Newsweek report on Chris Taylor’s April 7, 2026 victory in the Wisconsin Supreme Court race, expanding the court’s liberal majority from 4-3 to 5-2 by flipping the seat held by retiring conservative Justice Rebecca Bradley. Taylor took 61% of the vote despite early voting trailing 2025’s pace, and held a roughly 4-to-1 fundraising edge in the closing stretch. Wisconsin Supreme Court races have been read as midterm bellwethers since 2023, when Janet Protasiewicz first flipped the court. Justice Annette Ziegler also announced retirement, opening another seat next year.

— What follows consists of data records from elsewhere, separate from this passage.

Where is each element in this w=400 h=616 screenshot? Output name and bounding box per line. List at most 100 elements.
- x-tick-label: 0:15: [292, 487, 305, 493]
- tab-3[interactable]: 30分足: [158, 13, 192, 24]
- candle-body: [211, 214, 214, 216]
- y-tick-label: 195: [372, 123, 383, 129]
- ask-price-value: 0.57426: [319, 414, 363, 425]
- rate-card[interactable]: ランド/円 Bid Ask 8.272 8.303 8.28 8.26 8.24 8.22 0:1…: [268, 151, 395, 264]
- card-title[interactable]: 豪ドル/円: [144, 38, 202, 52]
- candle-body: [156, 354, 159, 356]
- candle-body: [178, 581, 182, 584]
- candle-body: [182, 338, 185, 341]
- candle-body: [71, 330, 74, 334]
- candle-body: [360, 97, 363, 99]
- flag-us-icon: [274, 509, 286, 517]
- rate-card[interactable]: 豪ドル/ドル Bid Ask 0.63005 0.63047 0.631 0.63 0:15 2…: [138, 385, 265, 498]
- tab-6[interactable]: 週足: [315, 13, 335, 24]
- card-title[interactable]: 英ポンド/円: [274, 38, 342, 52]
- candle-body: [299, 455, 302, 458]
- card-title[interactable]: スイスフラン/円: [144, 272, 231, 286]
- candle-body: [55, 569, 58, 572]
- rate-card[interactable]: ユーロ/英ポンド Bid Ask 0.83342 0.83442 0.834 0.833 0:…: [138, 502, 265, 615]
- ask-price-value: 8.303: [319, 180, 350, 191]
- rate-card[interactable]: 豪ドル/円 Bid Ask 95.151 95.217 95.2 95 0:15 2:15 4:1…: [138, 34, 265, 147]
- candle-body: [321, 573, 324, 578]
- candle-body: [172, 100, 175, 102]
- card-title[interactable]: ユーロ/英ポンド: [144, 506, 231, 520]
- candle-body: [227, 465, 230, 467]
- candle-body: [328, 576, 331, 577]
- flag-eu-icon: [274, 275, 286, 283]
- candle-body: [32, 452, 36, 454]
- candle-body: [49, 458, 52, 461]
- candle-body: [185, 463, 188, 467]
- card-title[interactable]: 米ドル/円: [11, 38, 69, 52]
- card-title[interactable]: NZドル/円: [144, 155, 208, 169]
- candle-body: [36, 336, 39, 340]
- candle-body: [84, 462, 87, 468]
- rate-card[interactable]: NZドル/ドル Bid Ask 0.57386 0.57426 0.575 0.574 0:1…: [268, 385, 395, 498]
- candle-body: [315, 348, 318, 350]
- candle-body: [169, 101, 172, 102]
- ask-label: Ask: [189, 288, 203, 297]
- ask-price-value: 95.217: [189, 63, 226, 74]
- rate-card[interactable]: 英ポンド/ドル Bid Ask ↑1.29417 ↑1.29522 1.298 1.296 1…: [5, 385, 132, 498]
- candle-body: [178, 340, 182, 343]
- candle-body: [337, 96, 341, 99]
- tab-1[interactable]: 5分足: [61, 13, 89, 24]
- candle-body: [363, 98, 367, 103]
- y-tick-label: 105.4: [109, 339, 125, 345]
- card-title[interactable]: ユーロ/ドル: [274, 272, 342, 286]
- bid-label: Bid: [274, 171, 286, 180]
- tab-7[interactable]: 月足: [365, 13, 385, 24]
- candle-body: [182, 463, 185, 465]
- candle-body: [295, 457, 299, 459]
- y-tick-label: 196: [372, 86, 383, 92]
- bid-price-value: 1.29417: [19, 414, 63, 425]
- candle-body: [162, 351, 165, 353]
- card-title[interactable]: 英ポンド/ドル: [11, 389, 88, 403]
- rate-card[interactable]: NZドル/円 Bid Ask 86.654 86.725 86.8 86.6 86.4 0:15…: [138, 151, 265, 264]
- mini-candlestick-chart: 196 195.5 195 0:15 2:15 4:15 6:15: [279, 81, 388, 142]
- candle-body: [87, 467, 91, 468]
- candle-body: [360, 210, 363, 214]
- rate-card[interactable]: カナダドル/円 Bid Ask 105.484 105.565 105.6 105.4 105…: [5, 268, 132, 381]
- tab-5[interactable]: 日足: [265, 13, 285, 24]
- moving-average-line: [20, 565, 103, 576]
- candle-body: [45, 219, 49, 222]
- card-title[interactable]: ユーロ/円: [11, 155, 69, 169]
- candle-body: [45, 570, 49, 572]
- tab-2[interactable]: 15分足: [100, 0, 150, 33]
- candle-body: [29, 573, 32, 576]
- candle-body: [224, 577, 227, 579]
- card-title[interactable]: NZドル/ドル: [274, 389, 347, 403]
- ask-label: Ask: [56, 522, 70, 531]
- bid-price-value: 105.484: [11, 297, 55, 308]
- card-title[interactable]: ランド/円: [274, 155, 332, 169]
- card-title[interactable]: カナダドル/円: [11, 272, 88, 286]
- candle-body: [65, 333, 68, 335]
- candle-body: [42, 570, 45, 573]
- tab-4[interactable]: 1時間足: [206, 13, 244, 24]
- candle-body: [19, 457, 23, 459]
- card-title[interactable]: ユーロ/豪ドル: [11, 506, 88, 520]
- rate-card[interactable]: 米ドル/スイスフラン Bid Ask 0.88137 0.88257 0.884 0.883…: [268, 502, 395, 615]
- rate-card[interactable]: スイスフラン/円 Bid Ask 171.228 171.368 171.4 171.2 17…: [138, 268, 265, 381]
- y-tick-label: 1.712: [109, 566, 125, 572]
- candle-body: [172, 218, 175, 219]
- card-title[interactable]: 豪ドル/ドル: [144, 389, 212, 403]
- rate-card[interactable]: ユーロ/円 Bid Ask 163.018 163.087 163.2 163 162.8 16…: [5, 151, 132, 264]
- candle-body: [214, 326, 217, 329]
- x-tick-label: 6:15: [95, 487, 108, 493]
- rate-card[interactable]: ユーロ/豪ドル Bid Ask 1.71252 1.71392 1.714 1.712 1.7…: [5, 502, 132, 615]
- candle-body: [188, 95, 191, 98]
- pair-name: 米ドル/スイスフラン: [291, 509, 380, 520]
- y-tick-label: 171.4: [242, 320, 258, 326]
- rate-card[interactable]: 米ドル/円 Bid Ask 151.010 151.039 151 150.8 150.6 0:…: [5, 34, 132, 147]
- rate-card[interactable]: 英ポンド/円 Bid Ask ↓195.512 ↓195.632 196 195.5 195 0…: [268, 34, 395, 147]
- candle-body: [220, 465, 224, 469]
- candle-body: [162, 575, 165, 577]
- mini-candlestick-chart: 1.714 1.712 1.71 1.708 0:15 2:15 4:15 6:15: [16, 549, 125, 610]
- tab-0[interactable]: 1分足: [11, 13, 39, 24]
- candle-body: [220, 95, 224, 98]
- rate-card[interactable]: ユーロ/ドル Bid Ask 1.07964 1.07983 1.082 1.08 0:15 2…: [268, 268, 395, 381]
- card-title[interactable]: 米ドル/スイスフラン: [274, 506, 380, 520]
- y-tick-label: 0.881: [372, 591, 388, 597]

Wisconsin is heading into an open governor’s race in 2026 after Tony Evers declined to run.

Key Points

  • Chris Taylor won the seat with 61% of the vote
  • Liberal majority on Wisconsin Supreme Court expanded from 4-3 to 5-2
  • Seat previously held by conservative-leaning Justice Rebecca Bradley
  • Early voting nearly half the pace of last year per Milwaukee Journal Sentinel
  • Taylor held ~10x fundraising advantage early on; 4-to-1 in late stage; 6-to-1 spending edge in final pre-election period (per Henrik Schatzinger, Ripon College)
  • Marquette poll March 24: Taylor 23%, Lazar 17%, undecided 53% among registered voters; among likely voters Taylor 30%, Lazar 22%
  • Court has had liberal majority since 2023 Protasiewicz win; consolidating since 2020 Karofsky win
  • 2025 race featured Elon Musk donations to losing conservative Brad Schimel (Crawford won by ~10 points)
  • Endorsements: Obama, Chief Justice Karofsky, Justices Dallet, Protasiewicz, Crawford, 150+ judges
  • Justice Annette Ziegler announced retirement in March — another seat opens 2027
  • Wisconsin is preparing for open 2026 governor’s race after Tony Evers declined to seek third term
  • Pattern: Democratic-leaning voters more active in spring/special elections; Republican-leaning voters more active when Trump on ballot

Newsletter Angles

  • Wisconsin’s pattern of liberal wins in off-cycle court races but Trump wins in presidential cycles is the cleanest empirical case for the differential-engagement theory of contemporary U.S. politics. Same state, same voters, opposite outcomes depending on which group shows up. The court isn’t shifting because the electorate is shifting — it’s shifting because each side has a turnout ceiling and a turnout floor at different election types.
  • The 2025 Musk-funded Schimel race lost by 10 points; Taylor won by ~22 in 2026. Conservative megadonor money in spring court races is now empirically not effective at the margin in Wisconsin. That’s a data point for the broader “billionaire money flooding state judicial races” story.
  • Wisconsin has now had four consecutive liberal wins (Karofsky 2020, Protasiewicz 2023, Crawford 2025, Taylor 2026) for what was until recently a swing court. The shift is structural, not cyclical.

Entities Mentioned

Concepts Mentioned

Quotes

“[Taylor] got into the race months earlier than Lazar and built a big fundraising lead that helped her define the contest before Lazar could really shape it… Taylor raised about 10 times as much as Lazar early on, then still held a roughly 4-to-1 fundraising edge and a 6-to-1 spending edge in the final pre-election period.” — Henrik M. Schatzinger, Ripon College

“Liberal candidates such as Taylor have been advantaged the last several Wisconsin Supreme Court elections because Democratic-leaning voters have been more likely to participate whereas Republican-leaning voters are more active in general elections when Trump is on the ballot.” — Barry Burden, UW-Madison

Notes

Newsweek reporting; mainstream-center frame. Main analytical contribution is Burden’s differential-engagement quote, which is the most defensible single-sentence explanation of Wisconsin’s split-ticket pattern in the wiki. Pair with The Hill — Clay Fuller wins Georgia special election for the parallel “Democrats overperform in spring 2026” data point.